0430 the alarm clock goes off… 0431 my cell phone alarm goes off… 0440 the phone rings with a wake-up call… 0441 I roll out of bed to do my stretching…
It was a very early morning to say the least. But let’s just skip to MEPS. I was told to get there no later than 0545, and I pulled into the parking lot at 0540. The bus that was taking all the other kids from the hotel hadn’t arrived yet. It was freezing this morning. I wore gym shorts, sports pants, tennis shoes, t-shirt, and hoodie. And it turns out the doors to MEPS don’t open till 0600, so I sat in the car. Here’s how the day went:
- MEPS Briefing
- Blood Pressure/Pulse
- Physical Briefing and Paper work
- Breathalyzer test
- Blood Sample
- Hearing Test
- Vision Test
- Medical History with Doctor
- Duck walk…
- Finger Prints
The people talking to us were very clear about keeping our papers to ourselves and that we need to just follow instructions exactly. After every station we’d go back up to the central desk, and they’d point each of us where to go next.

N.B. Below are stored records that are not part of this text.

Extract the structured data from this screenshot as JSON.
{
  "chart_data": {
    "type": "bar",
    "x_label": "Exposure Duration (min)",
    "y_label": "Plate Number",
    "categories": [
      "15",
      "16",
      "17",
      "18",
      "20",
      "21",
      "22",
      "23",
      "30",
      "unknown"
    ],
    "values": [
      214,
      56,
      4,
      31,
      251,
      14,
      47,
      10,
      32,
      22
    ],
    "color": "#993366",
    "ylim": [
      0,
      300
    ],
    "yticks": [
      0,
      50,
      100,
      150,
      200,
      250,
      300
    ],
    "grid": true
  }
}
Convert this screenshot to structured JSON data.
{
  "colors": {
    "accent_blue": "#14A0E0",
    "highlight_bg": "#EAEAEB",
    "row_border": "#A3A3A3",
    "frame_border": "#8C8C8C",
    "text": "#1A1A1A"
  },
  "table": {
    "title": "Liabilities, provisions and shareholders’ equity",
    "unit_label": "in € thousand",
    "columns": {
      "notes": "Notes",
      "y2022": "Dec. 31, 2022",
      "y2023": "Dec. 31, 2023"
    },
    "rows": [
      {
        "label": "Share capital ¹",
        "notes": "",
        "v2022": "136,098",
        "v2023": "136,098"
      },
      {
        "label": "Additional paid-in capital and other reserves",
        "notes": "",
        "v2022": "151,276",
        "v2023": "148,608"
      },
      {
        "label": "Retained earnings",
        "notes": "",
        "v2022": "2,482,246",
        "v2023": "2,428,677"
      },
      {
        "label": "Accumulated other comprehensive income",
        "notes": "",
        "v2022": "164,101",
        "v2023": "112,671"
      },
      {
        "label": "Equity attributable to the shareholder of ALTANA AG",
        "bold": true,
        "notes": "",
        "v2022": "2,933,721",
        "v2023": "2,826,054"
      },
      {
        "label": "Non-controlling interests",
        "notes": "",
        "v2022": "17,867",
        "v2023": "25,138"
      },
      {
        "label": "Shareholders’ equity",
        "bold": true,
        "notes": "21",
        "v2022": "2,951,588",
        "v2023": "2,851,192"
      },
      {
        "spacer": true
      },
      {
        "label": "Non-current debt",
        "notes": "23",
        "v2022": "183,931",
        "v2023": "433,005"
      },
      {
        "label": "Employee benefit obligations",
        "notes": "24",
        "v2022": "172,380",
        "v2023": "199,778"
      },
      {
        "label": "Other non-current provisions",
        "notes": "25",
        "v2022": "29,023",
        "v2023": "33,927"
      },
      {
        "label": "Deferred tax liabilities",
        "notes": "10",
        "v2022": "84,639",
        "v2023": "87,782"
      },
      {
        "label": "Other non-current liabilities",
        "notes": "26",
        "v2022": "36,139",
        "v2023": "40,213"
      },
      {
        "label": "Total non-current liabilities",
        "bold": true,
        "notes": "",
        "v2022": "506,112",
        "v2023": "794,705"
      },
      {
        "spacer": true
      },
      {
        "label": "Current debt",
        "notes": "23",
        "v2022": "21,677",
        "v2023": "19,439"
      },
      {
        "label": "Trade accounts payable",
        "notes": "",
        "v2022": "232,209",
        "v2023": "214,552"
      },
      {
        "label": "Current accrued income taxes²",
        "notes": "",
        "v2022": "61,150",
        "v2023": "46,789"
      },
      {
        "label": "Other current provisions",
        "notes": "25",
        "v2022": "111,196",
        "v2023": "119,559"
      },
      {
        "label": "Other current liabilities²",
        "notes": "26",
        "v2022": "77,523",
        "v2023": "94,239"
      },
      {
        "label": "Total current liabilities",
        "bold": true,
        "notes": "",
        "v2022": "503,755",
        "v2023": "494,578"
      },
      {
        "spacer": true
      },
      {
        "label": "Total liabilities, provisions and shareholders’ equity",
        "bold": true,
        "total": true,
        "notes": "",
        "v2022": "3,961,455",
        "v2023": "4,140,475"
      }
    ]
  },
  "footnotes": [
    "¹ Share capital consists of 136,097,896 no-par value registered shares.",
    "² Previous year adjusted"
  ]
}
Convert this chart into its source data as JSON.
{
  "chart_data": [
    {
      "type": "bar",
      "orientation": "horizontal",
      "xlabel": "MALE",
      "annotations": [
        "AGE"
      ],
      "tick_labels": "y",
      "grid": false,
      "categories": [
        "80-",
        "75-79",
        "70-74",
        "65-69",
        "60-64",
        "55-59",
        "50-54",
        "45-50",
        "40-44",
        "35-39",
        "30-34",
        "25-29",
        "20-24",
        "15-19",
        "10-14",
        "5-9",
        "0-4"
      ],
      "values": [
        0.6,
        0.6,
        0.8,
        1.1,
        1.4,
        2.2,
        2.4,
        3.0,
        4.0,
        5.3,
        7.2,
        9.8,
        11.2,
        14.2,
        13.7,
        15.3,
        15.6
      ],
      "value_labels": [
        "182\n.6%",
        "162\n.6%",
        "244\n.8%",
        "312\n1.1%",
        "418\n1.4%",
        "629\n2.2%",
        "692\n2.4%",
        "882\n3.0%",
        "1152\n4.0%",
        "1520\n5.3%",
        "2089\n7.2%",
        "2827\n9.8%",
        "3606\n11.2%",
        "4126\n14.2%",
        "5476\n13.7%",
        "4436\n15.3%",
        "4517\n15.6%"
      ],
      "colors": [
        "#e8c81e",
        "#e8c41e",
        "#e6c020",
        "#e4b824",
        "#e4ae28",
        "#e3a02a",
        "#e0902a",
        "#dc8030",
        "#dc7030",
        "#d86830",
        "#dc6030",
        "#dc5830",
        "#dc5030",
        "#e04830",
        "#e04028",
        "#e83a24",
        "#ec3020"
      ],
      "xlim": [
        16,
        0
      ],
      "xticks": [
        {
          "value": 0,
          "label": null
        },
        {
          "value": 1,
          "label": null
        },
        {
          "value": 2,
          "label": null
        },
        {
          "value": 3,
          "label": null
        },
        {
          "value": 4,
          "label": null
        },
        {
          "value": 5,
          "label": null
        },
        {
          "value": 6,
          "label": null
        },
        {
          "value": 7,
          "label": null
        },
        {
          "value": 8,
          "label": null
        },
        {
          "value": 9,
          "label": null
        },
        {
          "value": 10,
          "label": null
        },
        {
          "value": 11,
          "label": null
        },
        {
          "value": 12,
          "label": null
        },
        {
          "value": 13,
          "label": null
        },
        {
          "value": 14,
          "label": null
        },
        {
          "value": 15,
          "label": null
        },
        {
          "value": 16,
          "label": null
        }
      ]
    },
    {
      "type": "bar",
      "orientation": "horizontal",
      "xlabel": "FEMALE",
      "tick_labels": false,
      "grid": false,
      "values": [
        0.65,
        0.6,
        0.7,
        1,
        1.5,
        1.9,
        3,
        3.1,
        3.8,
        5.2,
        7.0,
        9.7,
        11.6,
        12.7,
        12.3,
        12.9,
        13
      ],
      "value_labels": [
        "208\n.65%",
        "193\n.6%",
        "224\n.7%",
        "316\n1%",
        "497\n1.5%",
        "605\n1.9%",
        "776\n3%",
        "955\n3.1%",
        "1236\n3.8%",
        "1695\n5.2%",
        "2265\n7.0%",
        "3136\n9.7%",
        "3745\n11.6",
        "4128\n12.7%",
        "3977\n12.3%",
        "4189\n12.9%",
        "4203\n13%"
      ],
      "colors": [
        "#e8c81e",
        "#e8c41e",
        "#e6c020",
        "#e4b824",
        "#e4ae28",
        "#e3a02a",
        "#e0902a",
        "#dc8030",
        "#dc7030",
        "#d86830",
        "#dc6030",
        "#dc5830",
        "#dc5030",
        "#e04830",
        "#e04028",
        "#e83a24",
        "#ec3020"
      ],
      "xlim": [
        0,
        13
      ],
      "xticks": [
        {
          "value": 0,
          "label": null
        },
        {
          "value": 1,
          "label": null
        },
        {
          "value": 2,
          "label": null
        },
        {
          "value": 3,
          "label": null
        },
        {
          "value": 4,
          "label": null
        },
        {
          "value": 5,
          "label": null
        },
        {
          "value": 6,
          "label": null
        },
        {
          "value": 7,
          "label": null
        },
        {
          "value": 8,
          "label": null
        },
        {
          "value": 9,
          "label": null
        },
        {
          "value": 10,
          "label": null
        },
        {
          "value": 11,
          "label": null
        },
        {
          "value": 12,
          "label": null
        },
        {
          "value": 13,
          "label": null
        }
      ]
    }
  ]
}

So in the duck walk time period, you all get down to your skimpies and sit there. You get your height and weight measured …then wait… stand in a line kinda dancing around doing all these different movements with a few people watching (which includes the duck walk) …and wait… then you go in for a 1 on 1 with one of the doctors for some.. err… special time.
After all is said and done I was at MEPS until a little after 11am, so just over 5 hours. Most of the time was spent waiting on things to happen. They served lunch at the end as well.
From everything I have read, most MEPS are pretty different, so this is only how the Columbus, Ohio MEPS worked out.
I emailed my recruiter and processor when I got home to see what was going on next.